A recently released survey in the UK lists Android as the platform most likely to develop hardware faults. The survey of over 600,000 technical support calls over the past 12 months was conducted by WDS. Research in Motion grabbed the top spot with 3.7% of Blackberry support calls related to hardware issues, followed by Apple with 8%. Windows Phone devices rounded out third with 9% of its calls while Android fell into last place with 14%.
It's easy to see what allows RIM and Apple to top out the list: Control. Both RIM and Apple produce both the hardware and software that run on their devices, allowing fine tuned control over how the phone functions. It's no wonder why Blackberry and iOS devices are often lauded for their battery life and reliability. RIM goes a step further and puts its devices through a battery of tests to ensure durability before the device is shipped out to thousands of business users around the world. Microsoft also exercises a similar, though less extreme, heavy hand over hardware for its platform. All Windows Phone devices must meet a minimum hardware spec in order to be granted the Redmond seal of approval.

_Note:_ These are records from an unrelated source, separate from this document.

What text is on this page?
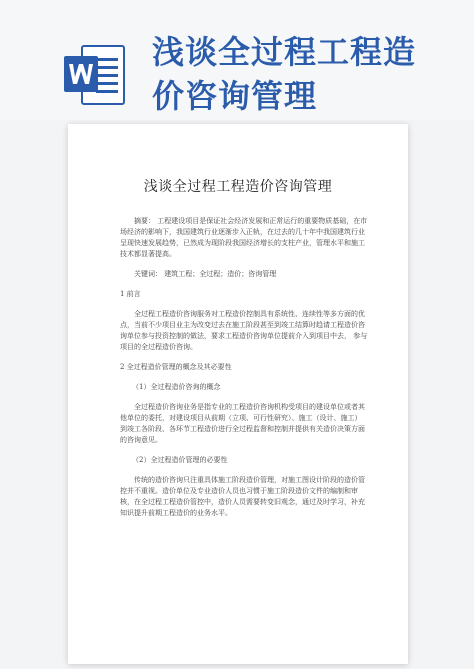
浅谈全过程工程造
价咨询管理
浅谈全过程工程造价咨询管理

摘要： 工程建设项目是保证社会经济发展和正常运行的重要物质基础，在市场经济的影响下，我国建筑行业逐渐步入正轨，在过去的几十年中我国建筑行业呈现快速发展趋势，已然成为现阶段我国经济增长的支柱产业，管理水平和施工技术都显著提高。

关键词： 建筑工程；全过程；造价；咨询管理

1 前言

全过程工程造价咨询服务对工程造价控制具有系统性、连续性等多方面的优点，当前不少项目业主为改变过去在施工阶段甚至到竣工结算时趋请工程造价咨询单位参与投资控制的做法，要求工程造价咨询单位提前介入到项目中去， 参与项目的全过程造价咨询。

2 全过程造价管理的概念及其必要性

（1）全过程造价咨询的概念

全过程造价咨询业务是指专业的工程造价咨询机构受项目的建设单位或者其他单位的委托，对建设项目从前期（立项、可行性研究）、施工（设计、施工）到竣工各阶段、各环节工程造价进行全过程监督和控制并提供有关造价决策方面的咨询意见。

（2）全过程造价管理的必要性

传统的造价咨询只注重具体施工阶段造价管理，对施工图设计阶段的造价管控并不重视。造价单位及专业造价人员也习惯于施工阶段造价文件的编制和审核，在全过程工程造价管控中，造价人员需要转变旧观念，通过及时学习，补充知识提升前期工程造价的业务水平。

So what happened with Android? Critics are quick to point out that hardware flaws are yet another side effect of the platform's fragmentation, a term that has undoubtedly become a four letter word to Google. The fact is this: anybody at any time can put Android on any device they please without so much as a phone call or handshake. More restrictions are placed on devices that wish to garner the "with Google" certification, but even then there is not a mandatory hardware approval process. In addition, Android at it's core is designed to run not only on an extremely wide variety of phone chassis, but also netbooks, tablets, and kiosks. We've even seen Android running on competing devices such as the HTC HD2 and Apple iPhone. This makes hardware specialization all the more difficult.
The smartphone market is moving rapidly, and there's no doubt at all that Android has allowed manufacturers to increase research and development cycles because of the adaptable nature of the OS. Because the industry is moving at such breakneck speed, it's possible manufacturers and carriers are rushing products out of the door before they've been fully tested in an effort to gain the edge over competitors. We're looking at much shorter "time to market" on today's smartphones than in prior years.
But Android's greatest weakness might be, in fact, its greatest strength. The very fact that there is no hardware approval process from Google means that products are easier to push out faster. In addition, it's allowed a large variety of form factors to surface that were previously not possible. From dual-screen convertible phones like the Kyocera Echo to breakthrough next-generation 3D display devices like the LG Optimus 3D, it seems that every time we've reached the limit of what we can do with hardware, someone always come along to push the platform further. In addition, the rapid development cycle of Android devices has created positive pressure on other platforms to increase hardware iteration cycles. Some manufacturers, like RIM, are struggling to keep up.
The take away is this: there is no clear right or wrong way of developing a phone. Whether it's slow and steady like Apple or a constant sprint like Android, we've seen many successful models. What Android manufacturers now need to concern themselves with is making sure that the quality is not being sacrificed for the sake of quantity.